It will be a concert of two halves, with the Youth Orchestra performing first, followed after the interval by the Sinfonia.
Admission by koha.
Conductor: Isaac Henderson
We will perform the following items:
Ludwig van Beethoven, Egmont Overture
Johannes Brahms, Serenade No.1 in D Major, Movements 1 Allegro molto and 2 Scherzo. Allegro non troppo — Trio. Poco più moto
Alexander Borodin, In the Steppes of Central Asia
Wolfgang Amadeus Mozart, Overture to The Magic Flute
Anthony Ritchie, Underwater Music
Gaetano Donizetti, Sinfonia Concertata in D Major. Largo — Allegro
Beethoven, Egmont Overture: During 1809 and 1810, Beethoven composed this overture to Goethe’s play Egmont, along with lesser-known incidental music. The theme of the play was to Beethoven's taste, depicting the heroism and death of the count of Egmont, a sixteenth-century Flemish nobleman who led a rebellion against Spanish rule of the Netherlands. The overture starts solemnly but continues more frenetically, reaching its climax with the sword-stroke of the executioner that terminates Egmont's life.

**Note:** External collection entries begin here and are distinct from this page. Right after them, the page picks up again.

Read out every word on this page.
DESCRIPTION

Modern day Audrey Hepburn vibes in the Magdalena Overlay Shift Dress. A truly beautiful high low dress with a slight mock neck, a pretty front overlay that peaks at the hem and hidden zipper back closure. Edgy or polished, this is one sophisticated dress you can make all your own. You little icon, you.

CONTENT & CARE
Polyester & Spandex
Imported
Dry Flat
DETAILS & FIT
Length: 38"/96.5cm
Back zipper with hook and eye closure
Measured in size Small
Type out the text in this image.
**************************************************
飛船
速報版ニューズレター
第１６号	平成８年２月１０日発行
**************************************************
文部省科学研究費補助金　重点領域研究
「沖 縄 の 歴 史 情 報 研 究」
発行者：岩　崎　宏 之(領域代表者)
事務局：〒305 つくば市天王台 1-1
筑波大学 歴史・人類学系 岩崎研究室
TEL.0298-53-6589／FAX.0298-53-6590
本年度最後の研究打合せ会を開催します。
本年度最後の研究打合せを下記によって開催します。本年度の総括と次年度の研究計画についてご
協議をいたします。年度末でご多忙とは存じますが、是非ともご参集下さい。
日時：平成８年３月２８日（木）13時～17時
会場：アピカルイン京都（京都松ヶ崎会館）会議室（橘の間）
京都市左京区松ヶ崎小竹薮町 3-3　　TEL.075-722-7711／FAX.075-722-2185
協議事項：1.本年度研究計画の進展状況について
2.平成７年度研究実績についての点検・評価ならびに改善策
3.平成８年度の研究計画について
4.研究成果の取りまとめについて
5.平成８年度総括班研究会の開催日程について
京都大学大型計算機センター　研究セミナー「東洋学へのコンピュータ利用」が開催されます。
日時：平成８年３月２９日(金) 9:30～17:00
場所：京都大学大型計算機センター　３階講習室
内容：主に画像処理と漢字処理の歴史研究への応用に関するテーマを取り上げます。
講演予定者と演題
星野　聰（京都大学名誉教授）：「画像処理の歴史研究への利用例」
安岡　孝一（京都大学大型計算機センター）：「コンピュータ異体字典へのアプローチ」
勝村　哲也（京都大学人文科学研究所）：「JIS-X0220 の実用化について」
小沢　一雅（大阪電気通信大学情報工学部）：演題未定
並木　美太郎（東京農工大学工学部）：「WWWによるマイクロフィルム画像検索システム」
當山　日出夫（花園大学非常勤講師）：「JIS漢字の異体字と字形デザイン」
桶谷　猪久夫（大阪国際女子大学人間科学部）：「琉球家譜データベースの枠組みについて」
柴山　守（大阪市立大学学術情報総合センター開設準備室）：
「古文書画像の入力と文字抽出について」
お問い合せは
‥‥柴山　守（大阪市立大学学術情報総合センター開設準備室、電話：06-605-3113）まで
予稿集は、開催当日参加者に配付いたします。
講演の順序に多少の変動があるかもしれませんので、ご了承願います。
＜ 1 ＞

Brahms, Serenade No.1, Movements 1 and 2: Brahms completed his first serenade in 1858. Originally scored for wind and string octet and then expanded into a longer work for chamber nonet, the serenade was adapted for orchestra in December 1859 with the encouragement of Clara Schumann. Brahms benefited from advice on orchestration given by his good friend the violinist and conductor Joseph Joachim. Movement 1 is in pastoral mood, leading off with solo horn. In its themes the movement harks back to Haydn. Movement 2, featuring woodwind solos, is pensive and delicate, evoking the Classical era.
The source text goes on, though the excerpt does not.